Before I jump into my regularly scheduled broadcast, I want to take a moment and thank everybody who prayed for or attended this year’s Bishops’ Pro-Life Banquet & Conference. We had an incredible crowd of almost 500 people for the Friday evening banquet and around 100 attendees for the Saturday conference. It was a great moment for celebration, solidarity, and learning. While I will write more about the weekend’s festivities and activities in next week’s column, for now you’ll want to mark down Sept. 23-24, 2022, on your calendar so you don’t miss out on next year’s banquet and conference.
In this year’s Respect Life Month Statement, Archbishop Joseph Naumann—who also happened to be this year’s pro-life banquet keynote speaker—says: “While attacks against human life seem to grow ever more numerous and callous, we know that Christ has conquered sin and death.” The archbishop continues, “Jesus asks us to be as leaven in the world, to bring His light to the darkness.”

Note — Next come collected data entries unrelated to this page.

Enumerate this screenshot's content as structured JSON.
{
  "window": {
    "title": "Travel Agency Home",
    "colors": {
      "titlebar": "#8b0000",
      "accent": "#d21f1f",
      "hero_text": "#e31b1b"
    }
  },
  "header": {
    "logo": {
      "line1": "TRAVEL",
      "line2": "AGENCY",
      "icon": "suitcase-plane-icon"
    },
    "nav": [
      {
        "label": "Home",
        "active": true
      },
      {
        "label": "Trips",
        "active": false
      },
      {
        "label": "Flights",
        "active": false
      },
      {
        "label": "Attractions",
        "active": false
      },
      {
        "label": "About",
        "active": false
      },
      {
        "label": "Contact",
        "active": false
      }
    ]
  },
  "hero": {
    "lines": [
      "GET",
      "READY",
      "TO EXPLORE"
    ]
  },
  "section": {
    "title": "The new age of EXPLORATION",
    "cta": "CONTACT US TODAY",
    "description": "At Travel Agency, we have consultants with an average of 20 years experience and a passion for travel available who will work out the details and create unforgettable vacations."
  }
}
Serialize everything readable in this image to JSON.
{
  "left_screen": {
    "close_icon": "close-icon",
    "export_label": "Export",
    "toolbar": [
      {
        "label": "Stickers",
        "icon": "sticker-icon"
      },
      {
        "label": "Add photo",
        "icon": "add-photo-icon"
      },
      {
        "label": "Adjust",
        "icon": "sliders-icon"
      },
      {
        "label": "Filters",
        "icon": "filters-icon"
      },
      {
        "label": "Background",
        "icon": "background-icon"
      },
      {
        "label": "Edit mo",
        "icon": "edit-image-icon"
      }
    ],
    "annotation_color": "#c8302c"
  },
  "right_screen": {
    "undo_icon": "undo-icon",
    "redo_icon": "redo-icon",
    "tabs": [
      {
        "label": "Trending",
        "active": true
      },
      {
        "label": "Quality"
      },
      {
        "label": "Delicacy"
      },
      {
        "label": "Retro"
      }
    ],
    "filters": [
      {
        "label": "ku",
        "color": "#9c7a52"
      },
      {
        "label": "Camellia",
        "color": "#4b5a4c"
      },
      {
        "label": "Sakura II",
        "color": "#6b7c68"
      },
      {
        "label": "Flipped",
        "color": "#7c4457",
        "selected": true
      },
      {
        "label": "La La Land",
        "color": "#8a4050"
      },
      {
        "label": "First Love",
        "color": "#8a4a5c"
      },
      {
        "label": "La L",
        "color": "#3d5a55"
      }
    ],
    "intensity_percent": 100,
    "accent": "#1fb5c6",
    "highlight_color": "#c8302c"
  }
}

And there are few better examples this side of heaven as to how to bring the Light of Christ into the darkness than St. Joseph, the patron of this year’s Respect Life Month.
At the dawn of a new springtime in the history of mankind, St. Joseph was faced with some of the most challenging circumstances known to mankind. He was asked to trust in the virginity of his betrothed, Mary. He was asked to protect this same Virgin in an arduous trek to his home city. He was then given responsibility to care for the newborn Christ, and almost immediately called to flee to Egypt to protect the Infant Christ from slaughter.

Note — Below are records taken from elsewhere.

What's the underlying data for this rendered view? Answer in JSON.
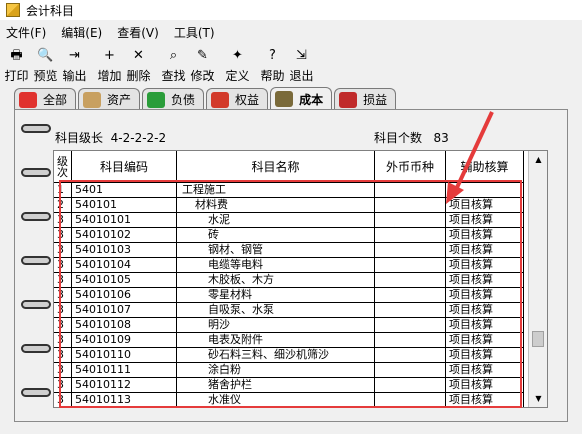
{
  "window": {
    "title": "会计科目"
  },
  "menu": [
    "文件(F)",
    "编辑(E)",
    "查看(V)",
    "工具(T)"
  ],
  "toolbar": [
    {
      "label": "打印",
      "icon": "printer-icon",
      "glyph": "🖶"
    },
    {
      "label": "预览",
      "icon": "preview-icon",
      "glyph": "🔍"
    },
    {
      "label": "输出",
      "icon": "export-icon",
      "glyph": "⇥"
    },
    {
      "label": "增加",
      "icon": "add-icon",
      "glyph": "+"
    },
    {
      "label": "删除",
      "icon": "delete-icon",
      "glyph": "✕"
    },
    {
      "label": "查找",
      "icon": "find-icon",
      "glyph": "⌕"
    },
    {
      "label": "修改",
      "icon": "edit-icon",
      "glyph": "✎"
    },
    {
      "label": "定义",
      "icon": "wand-icon",
      "glyph": "✦"
    },
    {
      "label": "帮助",
      "icon": "help-icon",
      "glyph": "?"
    },
    {
      "label": "退出",
      "icon": "exit-icon",
      "glyph": "⇲"
    }
  ],
  "tabs": [
    {
      "label": "全部",
      "icon": "all-icon",
      "color": "#e0322e"
    },
    {
      "label": "资产",
      "icon": "asset-icon",
      "color": "#c8a060"
    },
    {
      "label": "负债",
      "icon": "liability-icon",
      "color": "#2a9d3a"
    },
    {
      "label": "权益",
      "icon": "equity-icon",
      "color": "#d23a2a"
    },
    {
      "label": "成本",
      "icon": "cost-icon",
      "color": "#7a6a3a"
    },
    {
      "label": "损益",
      "icon": "pl-icon",
      "color": "#c02a2a"
    }
  ],
  "active_tab": "成本",
  "info": {
    "level_label": "科目级长",
    "level_value": "4-2-2-2-2",
    "count_label": "科目个数",
    "count_value": "83"
  },
  "table": {
    "headers": {
      "level": [
        "级",
        "次"
      ],
      "code": "科目编码",
      "name": "科目名称",
      "currency": "外币币种",
      "aux": "辅助核算"
    },
    "rows": [
      {
        "level": "1",
        "code": "5401",
        "name": "工程施工",
        "indent": 0,
        "currency": "",
        "aux": ""
      },
      {
        "level": "2",
        "code": "540101",
        "name": "材料费",
        "indent": 1,
        "currency": "",
        "aux": "项目核算"
      },
      {
        "level": "3",
        "code": "54010101",
        "name": "水泥",
        "indent": 2,
        "currency": "",
        "aux": "项目核算"
      },
      {
        "level": "3",
        "code": "54010102",
        "name": "砖",
        "indent": 2,
        "currency": "",
        "aux": "项目核算"
      },
      {
        "level": "3",
        "code": "54010103",
        "name": "钢材、钢管",
        "indent": 2,
        "currency": "",
        "aux": "项目核算"
      },
      {
        "level": "3",
        "code": "54010104",
        "name": "电缆等电料",
        "indent": 2,
        "currency": "",
        "aux": "项目核算"
      },
      {
        "level": "3",
        "code": "54010105",
        "name": "木胶板、木方",
        "indent": 2,
        "currency": "",
        "aux": "项目核算"
      },
      {
        "level": "3",
        "code": "54010106",
        "name": "零星材料",
        "indent": 2,
        "currency": "",
        "aux": "项目核算"
      },
      {
        "level": "3",
        "code": "54010107",
        "name": "自吸泵、水泵",
        "indent": 2,
        "currency": "",
        "aux": "项目核算"
      },
      {
        "level": "3",
        "code": "54010108",
        "name": "明沙",
        "indent": 2,
        "currency": "",
        "aux": "项目核算"
      },
      {
        "level": "3",
        "code": "54010109",
        "name": "电表及附件",
        "indent": 2,
        "currency": "",
        "aux": "项目核算"
      },
      {
        "level": "3",
        "code": "54010110",
        "name": "砂石料三料、细沙机筛沙",
        "indent": 2,
        "currency": "",
        "aux": "项目核算"
      },
      {
        "level": "3",
        "code": "54010111",
        "name": "涂白粉",
        "indent": 2,
        "currency": "",
        "aux": "项目核算"
      },
      {
        "level": "3",
        "code": "54010112",
        "name": "猪舍护栏",
        "indent": 2,
        "currency": "",
        "aux": "项目核算"
      },
      {
        "level": "3",
        "code": "54010113",
        "name": "水准仪",
        "indent": 2,
        "currency": "",
        "aux": "项目核算"
      }
    ]
  },
  "scrollbar": {
    "up": "▲",
    "down": "▼"
  }
}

As Pope Francis states in his apostolic letter Patris Corde (“With a Father’s Heart”), “in every situation, Joseph declared his own ‘fiat.’” “His ‘yes’ to the Lord,” states the Respect Life Month reflection, “meant that regardless of the hardships and personal sacrifice to himself, he consistently chose to put the needs of Mary and Jesus before his own.”
This “humble and often hidden carpenter of Nazareth” becomes for each one of us an example of heroic virtue. St. Joseph shows us the way to reverence the human dignity of every person given over to our care.
All of this might give us pause: Do I take seriously the example of St. Joseph? Do I seek to imitate his virtue? Have I stopped to consider not only how he would have treated the God-Man, Jesus Christ, and the most perfect of created human beings, Mary, but also how he would have treated each and every individual human person he encountered? After all the virtue of Joseph wasn’t that he treated Jesus and Mary well—his virtue extends beyond them to others he encountered in his community. And his virtue would have only grown the closer he came into relationship with the Son of God. What was that daily life of virtue like? How did Joseph respect the dignity of each person day in and day out?
These questions are something for us to ponder during Respect Life Month 2021.
May we, like Joseph, following God so faithfully that our witness to Christ may bring light to the darkness of a world the too often denigrates the beauty of human life.